Lower Bounding the Gromov--Hausdorff distance in Metric Graphs

TL;DR

This paper establishes conditions under which the Gromov--Hausdorff distance equals the Hausdorff distance in metric graphs, extending previous results for circles and providing optimal bounds.

Contribution

It generalizes the equality condition between Gromov--Hausdorff and Hausdorff distances for metric graphs, especially circles, and introduces a topological obstruction for lower bounds.

Findings

Equality holds when the subset is sufficiently dense in the metric graph.

The bound for circles is improved from π/6 to π/3, which is shown to be optimal.

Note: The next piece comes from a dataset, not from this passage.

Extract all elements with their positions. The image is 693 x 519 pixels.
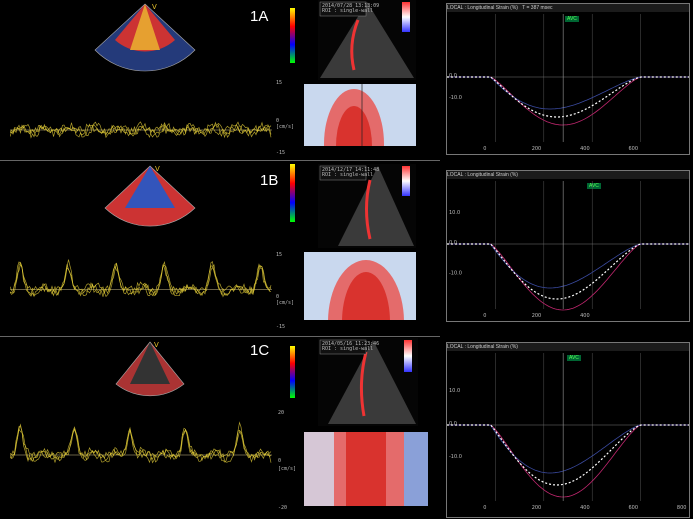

A topological obstruction is identified that provides a lower bound for the Gromov--Hausdorff distance.

Abstract

Let $G$ be a finite, connected metric graph and let $X\subseteq G$ be a subset. If $X$ is sufficiently dense in $G$, we show that the Gromov--Hausdorff distance matches the Hausdorff distance, namely $d_\gh(G,X)=d_\h(G,X)$. When the metric graph is the circle $G=S^1$ with circumference $2\pi$, a recent study established the equality $d_\gh(S^1,X)=d_\h(S^1,X)$ whenever $d_\gh(S^1,X)<\frac{\pi}{6}$. Our results relax this hypothesis to $d_\gh(S^1,X)<\frac{\pi}{3}$, and furthermore, we show that the constant $\frac{\pi}{3}$ is the best possible. We lower bound the Gromov--Hausdorff distance $d_\gh(G,X)$ by the Hausdorff distance $d_\h(G,X)$ via a simple topological obstruction: the existence of a possibly discontinuous function $f\colon G \to X$ with too small distortion contradicts the connectedness of $G$.